Splunk Search

Join indexes on field that contain.

JandrevdM
Path Finder

Good day, It's been a while. 

I am trying to join two indexes together to see if a ticket has been logged based on the first search.

Search 1: 
Is used to gather all the results. Here we will be using title, as our main source. (But we dont want to through away all the other colums)

index="db_crowdstrike" sourcetype="crowdstrike:spotlight:vulnerability:json" 
"falcon_spotlight.status"!="closed" "falcon_spotlight.suppression_info.is_suppressed"="false"
| makemv delim="\n" "falcon_spotlight.remediation.entities{}.title"
| mvexpand "falcon_spotlight.remediation.entities{}.title"
| stats values("falcon_spotlight.host_info.hostname") as hosts dc("falcon_spotlight.host_info.hostname") as host_count by "falcon_spotlight.remediation.entities{}.title"
| eval hosts=mvsort(hosts)
| table "falcon_spotlight.remediation.entities{}.title" host_count


Search 2:
Is used to gather all the tickets logged to our ITSM. 

index=db_service_now sourcetype="snow:incident" status!="Resolved" status!="Closed" affect_dest="CrowdStrike Vulnerability Management"
| dedup number description
| table _time active "number" "affect_dest" "description" "dv_description" "dv_impact" "priority" "status" "assignment_group_name" "assignment_user_name" "close_code" "close_notes" "closed_at" "short_description"

 
in search 1 the title will be something like "Update Nvidea GeForce"

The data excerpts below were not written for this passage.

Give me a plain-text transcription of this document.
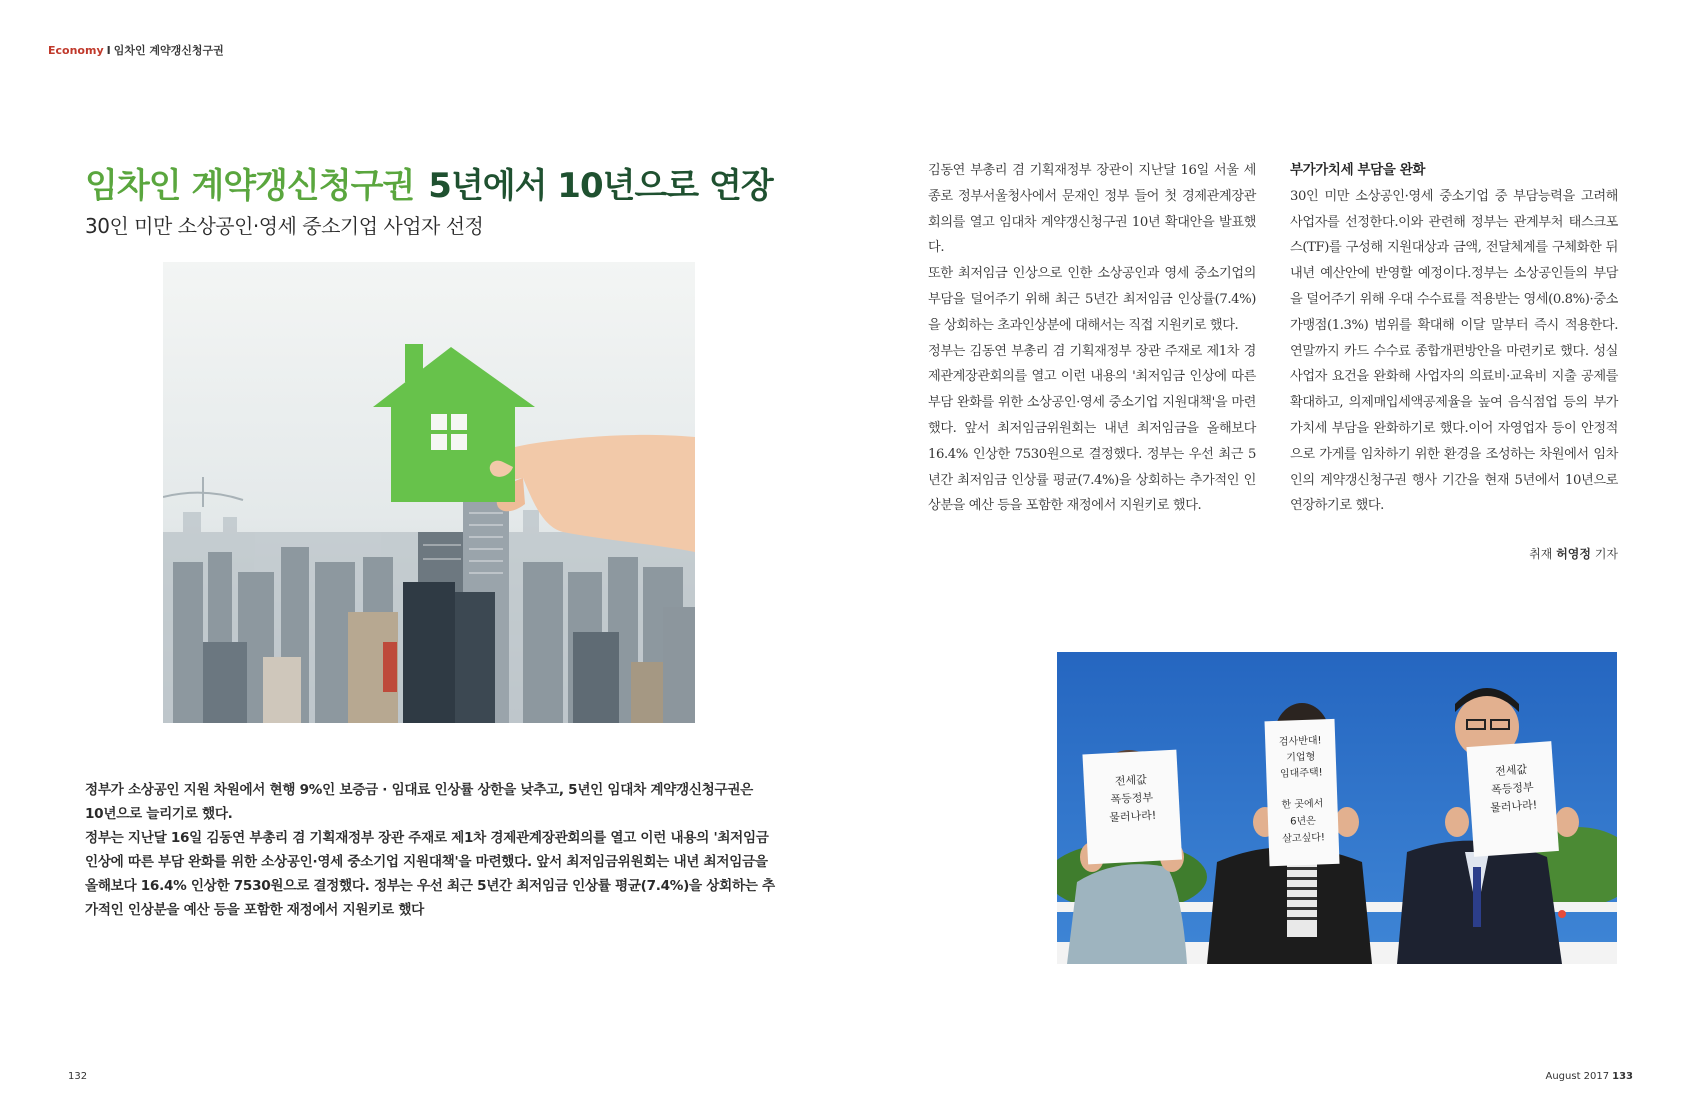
Economy I 임차인 계약갱신청구권
임차인 계약갱신청구권 5년에서 10년으로 연장
30인 미만 소상공인·영세 중소기업 사업자 선정

정부가 소상공인 지원 차원에서 현행 9%인 보증금 · 임대료 인상률 상한을 낮추고, 5년인 임대차 계약갱신청구권은 10년으로 늘리기로 했다.

정부는 지난달 16일 김동연 부총리 겸 기획재정부 장관 주재로 제1차 경제관계장관회의를 열고 이런 내용의 '최저임금 인상에 따른 부담 완화를 위한 소상공인·영세 중소기업 지원대책'을 마련했다. 앞서 최저임금위원회는 내년 최저임금을 올해보다 16.4% 인상한 7530원으로 결정했다. 정부는 우선 최근 5년간 최저임금 인상률 평균(7.4%)을 상회하는 추가적인 인상분을 예산 등을 포함한 재정에서 지원키로 했다

김동연 부총리 겸 기획재정부 장관이 지난달 16일 서울 세종로 정부서울청사에서 문재인 정부 들어 첫 경제관계장관회의를 열고 임대차 계약갱신청구권 10년 확대안을 발표했다.

또한 최저임금 인상으로 인한 소상공인과 영세 중소기업의 부담을 덜어주기 위해 최근 5년간 최저임금 인상률(7.4%)을 상회하는 초과인상분에 대해서는 직접 지원키로 했다.

정부는 김동연 부총리 겸 기획재정부 장관 주재로 제1차 경제관계장관회의를 열고 이런 내용의 '최저임금 인상에 따른 부담 완화를 위한 소상공인·영세 중소기업 지원대책'을 마련했다. 앞서 최저임금위원회는 내년 최저임금을 올해보다 16.4% 인상한 7530원으로 결정했다. 정부는 우선 최근 5년간 최저임금 인상률 평균(7.4%)을 상회하는 추가적인 인상분을 예산 등을 포함한 재정에서 지원키로 했다.

부가가치세 부담을 완화

30인 미만 소상공인·영세 중소기업 중 부담능력을 고려해 사업자를 선정한다.이와 관련해 정부는 관계부처 태스크포스(TF)를 구성해 지원대상과 금액, 전달체계를 구체화한 뒤 내년 예산안에 반영할 예정이다.정부는 소상공인들의 부담을 덜어주기 위해 우대 수수료를 적용받는 영세(0.8%)·중소가맹점(1.3%) 범위를 확대해 이달 말부터 즉시 적용한다. 연말까지 카드 수수료 종합개편방안을 마련키로 했다. 성실 사업자 요건을 완화해 사업자의 의료비·교육비 지출 공제를 확대하고, 의제매입세액공제율을 높여 음식점업 등의 부가가치세 부담을 완화하기로 했다.이어 자영업자 등이 안정적으로 가게를 임차하기 위한 환경을 조성하는 차원에서 임차인의 계약갱신청구권 행사 기간을 현재 5년에서 10년으로 연장하기로 했다.

취재 허영정 기자
전세값
폭등정부
물러나라!
검사반대!
기업형
임대주택!
한 곳에서
6년은
살고싶다!
전세값
폭등정부
물러나라!
132	August 2017 133
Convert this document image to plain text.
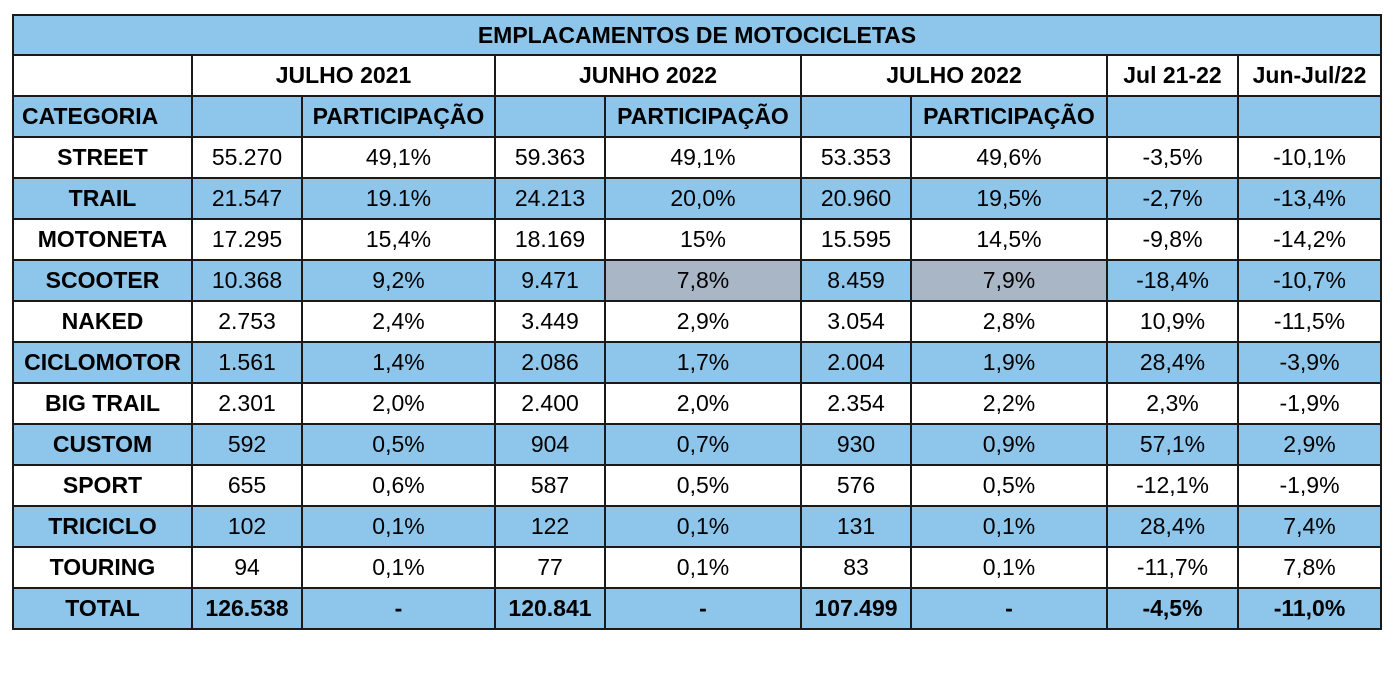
EMPLACAMENTOS DE MOTOCICLETAS								
	JULHO 2021		JUNHO 2022		JULHO 2022		Jul 21-22	Jun-Jul/22
CATEGORIA		PARTICIPAÇÃO		PARTICIPAÇÃO		PARTICIPAÇÃO		
STREET	55.270	49,1%	59.363	49,1%	53.353	49,6%	-3,5%	-10,1%
TRAIL	21.547	19.1%	24.213	20,0%	20.960	19,5%	-2,7%	-13,4%
MOTONETA	17.295	15,4%	18.169	15%	15.595	14,5%	-9,8%	-14,2%
SCOOTER	10.368	9,2%	9.471	7,8%	8.459	7,9%	-18,4%	-10,7%
NAKED	2.753	2,4%	3.449	2,9%	3.054	2,8%	10,9%	-11,5%
CICLOMOTOR	1.561	1,4%	2.086	1,7%	2.004	1,9%	28,4%	-3,9%
BIG TRAIL	2.301	2,0%	2.400	2,0%	2.354	2,2%	2,3%	-1,9%
CUSTOM	592	0,5%	904	0,7%	930	0,9%	57,1%	2,9%
SPORT	655	0,6%	587	0,5%	576	0,5%	-12,1%	-1,9%
TRICICLO	102	0,1%	122	0,1%	131	0,1%	28,4%	7,4%
TOURING	94	0,1%	77	0,1%	83	0,1%	-11,7%	7,8%
TOTAL	126.538	-	120.841	-	107.499	-	-4,5%	-11,0%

in search two description will be something like "March: Low - Update Nvidea Geforce"

index="db_crowdstrike" sourcetype="crowdstrike:spotlight:vulnerability:json"
"falcon_spotlight.status"!="closed" "falcon_spotlight.suppression_info.is_suppressed"="false"
| makemv delim="\n" "falcon_spotlight.remediation.entities{}.title"
| mvexpand "falcon_spotlight.remediation.entities{}.title"
| eval cs_title=trim('falcon_spotlight.remediation.entities{}.title')
| where len(cs_title)>0                                 
| stats values('falcon_spotlight.host_info.hostname') AS hosts
        dc('falcon_spotlight.host_info.hostname') AS host_count
  BY cs_title
| eval hosts=mvsort(hosts), lc_title=lower(cs_title), key=1
| join type=left max=0 key [
    search index=db_service_now sourcetype="snow:incident"
          status!="Resolved" status!="Closed"
          affect_dest="CrowdStrike Vulnerability Management"
    | dedup number                                   
    | eval desc=lower(coalesce(dv_description, description, short_description))
    | eval key=1
    | fields key number status priority assignment_group_name assignment_user_name desc
]
| eval matched = if(like(desc, "%" . lc_title . "%"), 1, 0)
| eval number                = if(matched=1, number, null())
| eval status                = if(matched=1, status, null())
| eval priority              = if(matched=1, priority, null())
| eval assignment_group_name = if(matched=1, assignment_group_name, null())
| eval assignment_user_name  = if(matched=1, assignment_user_name,  null())
| stats
    max(host_count)                       AS host_count
    values(hosts)                         AS hosts
    values(number)                        AS snow_numbers
    values(status)                        AS snow_status
    values(priority)                      AS snow_priority
    values(assignment_group_name)         AS snow_group
    values(assignment_user_name)          AS snow_assignee
    sum(matched)                          AS snow_count
  BY cs_title
| eval has_ticket=if(snow_count>0,"Yes","No")
| dedup snow_numbers
| table cs_title host_count has_ticket snow_count snow_numbers snow_status snow_priority snow_group snow_assignee
| sort -has_ticket -host_count


How can I combine my searches to search the second one where it contains the first title field?
This is what I tried but it is not completely what I am looking for
Any assistance would be greatly appreciated!


Labels (1)
0 Karma

yuanliu
SplunkTrust
SplunkTrust

Let me reconstruct this step by step.  No matter what technique you choose, matching logic is the key question.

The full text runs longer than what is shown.